The PIN photodiode was invented by Jun-ichi Nishizawa and his colleagues in 1950.
PIN photodiodes are used in fibre optic network cards and switches. As a photodetector, the PIN diode is reverse-biased. Under reverse bias, the diode ordinarily does not conduct (save a small dark current or Is leakage). When a photon of sufficient energy enters the depletion region of the diode, it creates an electron-hole pair. The reverse-bias field sweeps the carriers out of the region, creating current. Some detectors can use avalanche multiplication.
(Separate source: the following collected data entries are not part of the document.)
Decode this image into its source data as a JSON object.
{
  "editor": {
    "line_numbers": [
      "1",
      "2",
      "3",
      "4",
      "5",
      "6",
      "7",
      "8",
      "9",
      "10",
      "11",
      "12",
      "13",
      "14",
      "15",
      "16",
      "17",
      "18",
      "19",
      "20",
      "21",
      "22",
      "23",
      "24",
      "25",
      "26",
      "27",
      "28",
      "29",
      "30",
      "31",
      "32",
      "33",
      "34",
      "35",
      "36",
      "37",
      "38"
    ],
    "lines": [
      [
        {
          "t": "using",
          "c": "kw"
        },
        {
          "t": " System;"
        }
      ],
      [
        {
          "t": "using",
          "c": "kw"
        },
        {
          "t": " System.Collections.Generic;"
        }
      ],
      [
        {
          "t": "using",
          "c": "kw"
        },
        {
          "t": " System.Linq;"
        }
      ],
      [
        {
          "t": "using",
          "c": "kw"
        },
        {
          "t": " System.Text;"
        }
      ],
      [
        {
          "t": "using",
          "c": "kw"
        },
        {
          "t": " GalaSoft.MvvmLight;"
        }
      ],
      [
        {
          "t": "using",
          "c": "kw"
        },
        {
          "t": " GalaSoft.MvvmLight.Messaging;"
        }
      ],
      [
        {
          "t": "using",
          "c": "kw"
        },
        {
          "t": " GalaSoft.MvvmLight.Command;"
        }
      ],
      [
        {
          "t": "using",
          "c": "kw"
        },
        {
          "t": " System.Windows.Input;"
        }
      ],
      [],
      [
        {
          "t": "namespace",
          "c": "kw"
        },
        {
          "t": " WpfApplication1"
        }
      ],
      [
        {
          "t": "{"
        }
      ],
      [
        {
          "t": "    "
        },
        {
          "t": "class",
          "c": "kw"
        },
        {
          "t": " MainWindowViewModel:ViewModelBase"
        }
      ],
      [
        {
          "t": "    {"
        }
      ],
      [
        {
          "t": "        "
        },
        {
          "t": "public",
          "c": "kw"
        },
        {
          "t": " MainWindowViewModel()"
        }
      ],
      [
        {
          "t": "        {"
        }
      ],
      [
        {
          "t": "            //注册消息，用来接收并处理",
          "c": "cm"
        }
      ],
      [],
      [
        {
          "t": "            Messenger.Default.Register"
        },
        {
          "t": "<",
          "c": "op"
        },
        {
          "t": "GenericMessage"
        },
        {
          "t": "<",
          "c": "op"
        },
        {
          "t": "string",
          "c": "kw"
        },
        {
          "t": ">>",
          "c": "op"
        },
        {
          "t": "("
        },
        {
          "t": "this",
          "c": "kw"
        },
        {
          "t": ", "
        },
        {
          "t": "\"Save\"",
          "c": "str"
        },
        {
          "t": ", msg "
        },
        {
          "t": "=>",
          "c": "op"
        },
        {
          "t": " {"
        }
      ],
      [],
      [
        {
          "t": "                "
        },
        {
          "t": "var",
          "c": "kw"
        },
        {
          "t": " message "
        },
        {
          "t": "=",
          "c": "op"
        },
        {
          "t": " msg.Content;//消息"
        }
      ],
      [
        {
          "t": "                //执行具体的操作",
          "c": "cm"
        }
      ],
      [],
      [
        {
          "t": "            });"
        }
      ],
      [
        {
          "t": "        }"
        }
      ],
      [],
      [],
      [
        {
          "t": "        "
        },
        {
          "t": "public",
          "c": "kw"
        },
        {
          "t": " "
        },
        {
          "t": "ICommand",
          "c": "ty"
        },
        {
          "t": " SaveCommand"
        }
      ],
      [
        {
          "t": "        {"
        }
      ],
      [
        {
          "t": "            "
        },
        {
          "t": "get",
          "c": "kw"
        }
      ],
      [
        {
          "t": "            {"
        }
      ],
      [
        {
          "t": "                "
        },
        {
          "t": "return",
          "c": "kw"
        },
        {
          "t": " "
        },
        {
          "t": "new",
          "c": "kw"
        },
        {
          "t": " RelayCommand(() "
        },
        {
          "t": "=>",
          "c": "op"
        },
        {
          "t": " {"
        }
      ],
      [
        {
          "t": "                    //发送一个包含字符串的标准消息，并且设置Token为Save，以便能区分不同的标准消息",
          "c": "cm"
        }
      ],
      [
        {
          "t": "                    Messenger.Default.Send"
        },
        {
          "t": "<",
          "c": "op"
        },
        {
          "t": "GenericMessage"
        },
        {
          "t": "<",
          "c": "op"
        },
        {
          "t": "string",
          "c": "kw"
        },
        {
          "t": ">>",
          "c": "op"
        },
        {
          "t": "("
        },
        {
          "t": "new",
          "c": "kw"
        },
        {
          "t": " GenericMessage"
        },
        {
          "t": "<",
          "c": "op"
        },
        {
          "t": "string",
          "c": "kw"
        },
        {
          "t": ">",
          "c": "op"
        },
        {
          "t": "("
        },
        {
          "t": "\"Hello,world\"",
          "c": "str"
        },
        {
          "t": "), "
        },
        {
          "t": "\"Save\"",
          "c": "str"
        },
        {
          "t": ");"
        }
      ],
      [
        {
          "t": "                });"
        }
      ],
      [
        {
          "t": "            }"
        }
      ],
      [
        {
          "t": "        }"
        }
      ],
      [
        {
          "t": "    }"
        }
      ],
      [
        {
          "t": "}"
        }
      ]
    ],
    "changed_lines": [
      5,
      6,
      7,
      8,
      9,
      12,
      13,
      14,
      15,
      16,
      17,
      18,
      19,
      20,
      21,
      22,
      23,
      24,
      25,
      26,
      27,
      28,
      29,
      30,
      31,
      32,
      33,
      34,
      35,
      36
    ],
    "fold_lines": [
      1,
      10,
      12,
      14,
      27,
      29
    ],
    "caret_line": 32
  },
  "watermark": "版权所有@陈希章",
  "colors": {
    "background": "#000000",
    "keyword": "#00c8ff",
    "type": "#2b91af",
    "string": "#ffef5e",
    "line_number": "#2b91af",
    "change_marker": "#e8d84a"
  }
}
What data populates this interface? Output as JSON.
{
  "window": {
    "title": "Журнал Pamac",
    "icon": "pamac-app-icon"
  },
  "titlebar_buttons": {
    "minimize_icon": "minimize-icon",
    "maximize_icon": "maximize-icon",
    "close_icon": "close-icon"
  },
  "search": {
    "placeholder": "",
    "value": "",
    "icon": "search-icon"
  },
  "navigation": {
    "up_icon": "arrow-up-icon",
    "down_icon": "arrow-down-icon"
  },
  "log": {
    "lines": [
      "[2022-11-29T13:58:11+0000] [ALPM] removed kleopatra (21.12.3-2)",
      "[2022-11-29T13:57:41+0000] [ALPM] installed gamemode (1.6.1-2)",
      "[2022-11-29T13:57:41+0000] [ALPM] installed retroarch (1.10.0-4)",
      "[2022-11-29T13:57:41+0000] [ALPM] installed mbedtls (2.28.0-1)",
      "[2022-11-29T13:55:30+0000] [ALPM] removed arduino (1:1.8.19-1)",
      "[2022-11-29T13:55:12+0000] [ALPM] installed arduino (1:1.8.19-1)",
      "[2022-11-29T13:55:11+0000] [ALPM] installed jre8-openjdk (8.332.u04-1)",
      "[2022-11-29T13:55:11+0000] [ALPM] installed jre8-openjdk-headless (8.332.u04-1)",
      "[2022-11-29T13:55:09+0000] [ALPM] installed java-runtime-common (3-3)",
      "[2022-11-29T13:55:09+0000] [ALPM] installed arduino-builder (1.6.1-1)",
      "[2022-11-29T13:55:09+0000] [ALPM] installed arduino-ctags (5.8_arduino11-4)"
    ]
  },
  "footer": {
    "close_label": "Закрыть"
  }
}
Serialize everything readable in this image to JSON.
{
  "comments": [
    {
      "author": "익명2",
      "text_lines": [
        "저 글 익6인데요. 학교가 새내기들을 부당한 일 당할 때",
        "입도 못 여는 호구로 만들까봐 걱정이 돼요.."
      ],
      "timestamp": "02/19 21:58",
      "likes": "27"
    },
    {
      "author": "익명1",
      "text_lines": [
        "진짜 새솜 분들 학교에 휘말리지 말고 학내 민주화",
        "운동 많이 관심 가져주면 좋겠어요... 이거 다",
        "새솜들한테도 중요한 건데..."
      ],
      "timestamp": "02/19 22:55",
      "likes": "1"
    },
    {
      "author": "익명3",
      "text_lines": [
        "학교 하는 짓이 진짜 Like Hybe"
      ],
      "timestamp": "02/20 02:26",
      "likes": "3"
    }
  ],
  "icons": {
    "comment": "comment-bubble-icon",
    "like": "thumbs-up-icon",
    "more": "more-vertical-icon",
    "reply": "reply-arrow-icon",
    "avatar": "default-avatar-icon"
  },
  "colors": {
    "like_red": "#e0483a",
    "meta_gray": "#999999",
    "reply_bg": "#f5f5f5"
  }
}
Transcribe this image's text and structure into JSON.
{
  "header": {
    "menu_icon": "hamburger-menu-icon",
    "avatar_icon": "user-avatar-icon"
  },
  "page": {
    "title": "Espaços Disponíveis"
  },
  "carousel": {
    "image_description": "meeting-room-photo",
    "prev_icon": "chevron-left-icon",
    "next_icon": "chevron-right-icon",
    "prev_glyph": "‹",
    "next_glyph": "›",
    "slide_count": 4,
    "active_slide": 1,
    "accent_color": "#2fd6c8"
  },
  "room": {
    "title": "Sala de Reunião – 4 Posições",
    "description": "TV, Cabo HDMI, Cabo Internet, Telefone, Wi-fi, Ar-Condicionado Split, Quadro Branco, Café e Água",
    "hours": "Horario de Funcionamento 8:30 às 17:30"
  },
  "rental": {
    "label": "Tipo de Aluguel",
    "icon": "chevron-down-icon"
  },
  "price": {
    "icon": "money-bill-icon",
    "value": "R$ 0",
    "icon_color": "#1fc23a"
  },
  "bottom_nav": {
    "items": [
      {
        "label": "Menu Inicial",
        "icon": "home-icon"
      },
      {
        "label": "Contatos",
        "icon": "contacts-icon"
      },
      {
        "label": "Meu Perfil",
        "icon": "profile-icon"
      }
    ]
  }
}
The same mechanism applies to the PIN structure, or p-i-n junction, of a solar cell. In this case, the advantage of using a PIN structure over conventional semiconductor p–n junction is better long-wavelength response of the former. In case of long wavelength irradiation, photons penetrate deep into the cell. But only those electron-hole pairs generated in and near the depletion region contribute to current generation. The depletion region of a PIN structure extends across the intrinsic region, deep into the device. This wider depletion width enables electron-hole pair generation deep within the device, which increases the quantum efficiency of the cell.
Commercially available PIN photodiodes have quantum efficiencies above 80-90% in the telecom wavelength range (~1500 nm), and are typically made of germanium or InGaAs. They feature fast response times (higher than their p-n counterparts), running into several tens of gigahertz, making them ideal for high speed optical telecommunication applications. Similarly, silicon p-i-n photodiodes have even higher quantum efficiencies, but can only detect wavelengths below the bandgap of silicon, i.e. ~1100 nm.
Typically, amorphous silicon thin-film cells use PIN structures. On the other hand, CdTe cells use NIP structure, a variation of the PIN structure. In a NIP structure, an intrinsic CdTe layer is sandwiched by n-doped CdS and p-doped ZnTe; the photons are incident on the n-doped layer, unlike in a PIN diode.
A PIN photodiode can also detect ionizing radiation in case it is used as a semiconductor detector.
In modern fiber-optical communications, the speed of optical transmitters and receivers is one of the most important parameters. Due to the small surface of the photodiode, its parasitic (unwanted) capacitance is reduced. The bandwidth of modern pin photodiodes is reaching the microwave and millimeter waves range.
SFH203 and BPW34 are cheap general purpose PIN diodes in 5 mm clear plastic cases with bandwidths over 100 MHz.